Another function that we thought to be a major drawback for the PCR machine was the amount of time it took to perform an action. There is a relatively easy solution we would make to our own PCR machine by adding in more slots, which would mean a greater number of tubes to test a larger amount of DNA in the sample. By adding another row of holes for the test tubes or even two that could allow you to test not only 2 people at a time but 3 to 4 people. By allowing more tubes in the PCR machine, more DNA will be able to be tested, allowing more to get done in the time allocated. Therefore by adding two rows you could be essentially doubling the efficiency of the PCR device and or creating more trials to compare and thus create a larger data collection to analyze.

Feature 4: Fluorimeter Hardware

Essentially, our fluorimeter will serve the same purpose as the one used during lab. It will ultimately determine whether the sample is positive or negative for the cancer sequence. In order to fully capture the fluorescent light, a phone camera is used. The phone is placed perpendicular to the table and the camera is adjacent to the area of the drop. While in the cradle, the camera is able to face the drop and take a picture of the drop in order to determine whether the given sample is cancer positive or negative. With the entire phone layout set, a black box is then used to prevent any additional light from entering the area. When the black box is placed on top, the setting is complete to take a proper picture.

Because the biggest weakness with the fluorimeter was its inability to be reliable, the best way to fix this issue is to create a more balanced layout of the hardware. In order to do so, we changed the angle of the fluorimeter cradle so that the phone will be better able to capture the drop and not take in too much additional light. With the cradle allowing the phone to be in perfect angle adjacent to the area of the drop, the camera of the phone will be able to take a picture that will ultimately be able to distinguish whether the sample is cancer positive or negative. Because the cradle can essentially move during any given point in the experiment, the cradle will be placed in a more sturdy position to prevent any unnecessary movement. This will also help during the initial points in the lab when attempting to position the phone in a good location. Rather, by having an area that is set at a given point, time will be saved and the images will be more reliable in that most of them will be similar. Though the current layout proves to be effective, there are slight possibilities that external light may be making its way into the black box area. With the new designed version of the box, the box will be made of even thicker, black material to ensure that no light will find its way in.
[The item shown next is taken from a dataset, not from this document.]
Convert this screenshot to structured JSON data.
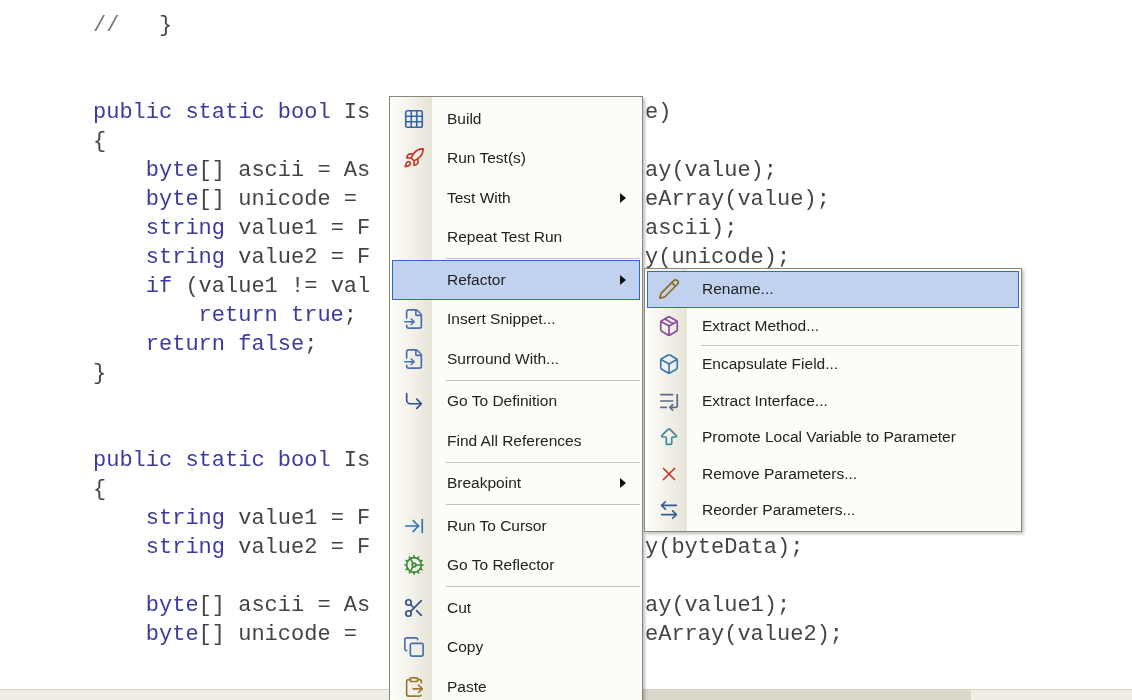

Bonus Opportunity: What Bayesian Stats Imply About The BME100 Diagnostic Approach

Calculation 3 for the Bayesian statistics is P(A I B). By calculating out the probability that the patient will develop cancer given a cancer DNA sequence, we received a a vary small value that was less than 1, which ultimately states that the value is not accurate. Likewise, for calculation 4, it was the same equation; however, it asked to find the probability that the patient will develop cancer given a non-cancer DNA sequence. After our calculation, we again received a very small value that was less than one, which again proves that the value is not very accurate. Both these calculates ultimately prove that the reliability of CHEK2 PCR is not very reliable for predicting cancer. One of the biggest reasons why CHEK2 PCR was found to be unreliable could have to been due to mistakes made during lab. Some of the trials could have accidentally used more or less of the sample than required, causing for a minor error in the reading. If the CHEK2 PCR was reliable, the values for calculations 3 and 4 would have closer to 1 rather than being so small.